Но есть все равно точки соприкосновения, и как раз в музыке барокко. Характерный пример: ария Дидоны из оперы Перселла «Дидона и Эней», где такой нисходящий бас, практически как в блюзах. У Перселла, да и вообще в музыке XVII–XVIII века много таких моментов. Pet Shop Boys использовали отрывок из «Короля Артура» в одной из композиций... А есть такой классный ансамбль L’Arpeggiata, они играют музыку XV–XVI веков, полународную, полуавторскую, и они ее очень интересно вытягивают ближе к пониманию современного слушателя.

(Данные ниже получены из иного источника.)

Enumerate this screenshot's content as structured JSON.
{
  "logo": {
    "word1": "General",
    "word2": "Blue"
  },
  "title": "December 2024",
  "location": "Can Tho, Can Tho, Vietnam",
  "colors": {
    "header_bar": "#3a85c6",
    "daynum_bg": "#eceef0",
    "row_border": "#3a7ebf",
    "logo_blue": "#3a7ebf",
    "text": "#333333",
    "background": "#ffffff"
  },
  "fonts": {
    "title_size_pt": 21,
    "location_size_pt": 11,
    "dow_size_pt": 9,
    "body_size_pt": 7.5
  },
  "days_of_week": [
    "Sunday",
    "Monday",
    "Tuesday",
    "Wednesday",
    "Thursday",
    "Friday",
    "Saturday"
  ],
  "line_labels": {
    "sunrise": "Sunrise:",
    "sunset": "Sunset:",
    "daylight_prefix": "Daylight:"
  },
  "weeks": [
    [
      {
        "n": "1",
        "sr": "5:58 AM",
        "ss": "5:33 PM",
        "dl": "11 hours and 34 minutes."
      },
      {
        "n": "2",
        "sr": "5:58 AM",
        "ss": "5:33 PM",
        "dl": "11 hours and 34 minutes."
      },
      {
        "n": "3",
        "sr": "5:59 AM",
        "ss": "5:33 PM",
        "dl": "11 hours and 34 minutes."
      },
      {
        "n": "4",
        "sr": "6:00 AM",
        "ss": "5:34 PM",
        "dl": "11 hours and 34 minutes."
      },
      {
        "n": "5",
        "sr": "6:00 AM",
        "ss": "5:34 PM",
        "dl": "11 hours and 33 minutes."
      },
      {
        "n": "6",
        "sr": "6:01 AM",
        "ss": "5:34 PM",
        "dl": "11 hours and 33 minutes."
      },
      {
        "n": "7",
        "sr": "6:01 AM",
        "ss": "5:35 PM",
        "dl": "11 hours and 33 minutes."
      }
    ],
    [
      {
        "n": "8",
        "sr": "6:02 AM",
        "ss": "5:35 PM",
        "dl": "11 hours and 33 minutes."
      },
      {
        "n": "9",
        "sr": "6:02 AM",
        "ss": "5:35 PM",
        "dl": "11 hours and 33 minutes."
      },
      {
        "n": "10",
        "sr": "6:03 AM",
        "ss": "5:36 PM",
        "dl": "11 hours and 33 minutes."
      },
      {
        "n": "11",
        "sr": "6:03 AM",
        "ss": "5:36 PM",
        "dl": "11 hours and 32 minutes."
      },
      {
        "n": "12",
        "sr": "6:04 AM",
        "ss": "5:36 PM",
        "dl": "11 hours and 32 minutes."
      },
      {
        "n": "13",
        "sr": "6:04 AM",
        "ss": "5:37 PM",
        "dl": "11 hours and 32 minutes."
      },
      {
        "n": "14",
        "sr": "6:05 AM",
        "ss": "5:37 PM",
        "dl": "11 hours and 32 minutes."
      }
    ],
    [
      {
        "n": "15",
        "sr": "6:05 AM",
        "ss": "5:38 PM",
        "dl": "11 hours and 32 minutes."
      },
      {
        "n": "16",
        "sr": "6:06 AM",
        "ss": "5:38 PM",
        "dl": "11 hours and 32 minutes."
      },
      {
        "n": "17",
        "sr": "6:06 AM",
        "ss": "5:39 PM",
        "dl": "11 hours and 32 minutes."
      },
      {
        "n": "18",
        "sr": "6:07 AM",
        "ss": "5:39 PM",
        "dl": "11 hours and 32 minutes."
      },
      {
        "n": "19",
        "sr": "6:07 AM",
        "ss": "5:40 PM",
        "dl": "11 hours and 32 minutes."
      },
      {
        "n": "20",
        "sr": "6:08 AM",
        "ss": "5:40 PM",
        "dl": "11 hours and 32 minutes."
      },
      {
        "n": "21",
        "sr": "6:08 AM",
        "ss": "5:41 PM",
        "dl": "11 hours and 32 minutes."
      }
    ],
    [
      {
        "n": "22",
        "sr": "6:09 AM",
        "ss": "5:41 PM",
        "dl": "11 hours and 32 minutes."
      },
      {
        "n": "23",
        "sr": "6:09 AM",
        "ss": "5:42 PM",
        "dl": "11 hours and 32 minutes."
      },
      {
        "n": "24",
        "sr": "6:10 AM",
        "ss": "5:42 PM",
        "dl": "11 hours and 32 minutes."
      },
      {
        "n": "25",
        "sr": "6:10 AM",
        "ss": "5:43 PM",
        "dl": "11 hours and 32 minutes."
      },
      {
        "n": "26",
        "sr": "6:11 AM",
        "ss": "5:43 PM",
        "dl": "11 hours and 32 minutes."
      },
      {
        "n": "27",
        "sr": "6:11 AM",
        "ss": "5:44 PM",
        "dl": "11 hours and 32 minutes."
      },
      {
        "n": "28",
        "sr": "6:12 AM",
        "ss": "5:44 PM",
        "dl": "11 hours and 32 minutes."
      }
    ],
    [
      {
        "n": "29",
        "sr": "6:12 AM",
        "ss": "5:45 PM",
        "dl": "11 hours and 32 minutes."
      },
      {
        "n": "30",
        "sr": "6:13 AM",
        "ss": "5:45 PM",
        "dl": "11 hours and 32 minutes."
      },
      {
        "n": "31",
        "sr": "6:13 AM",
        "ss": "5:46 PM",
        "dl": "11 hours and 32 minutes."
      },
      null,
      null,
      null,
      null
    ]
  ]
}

Мне кажется, что это и здорово, что музыка сейчас — это множество островков: вот какой-нибудь транс, вот хип-хоп, а вот — музыка XV века; и все они по-своему интересны и находят своего слушателя. Может быть, и не надо ничего ни с чем объединять? Я не культуролог и не могу похвастать, что слежу за всеми новыми направлениями в музыке, но у меня впечатление, что чем больше будет таких островков, тем лучше.
— Последний ваш альбом вышел два года назад. А сейчас вы полностью погружены в театральную жизнь или...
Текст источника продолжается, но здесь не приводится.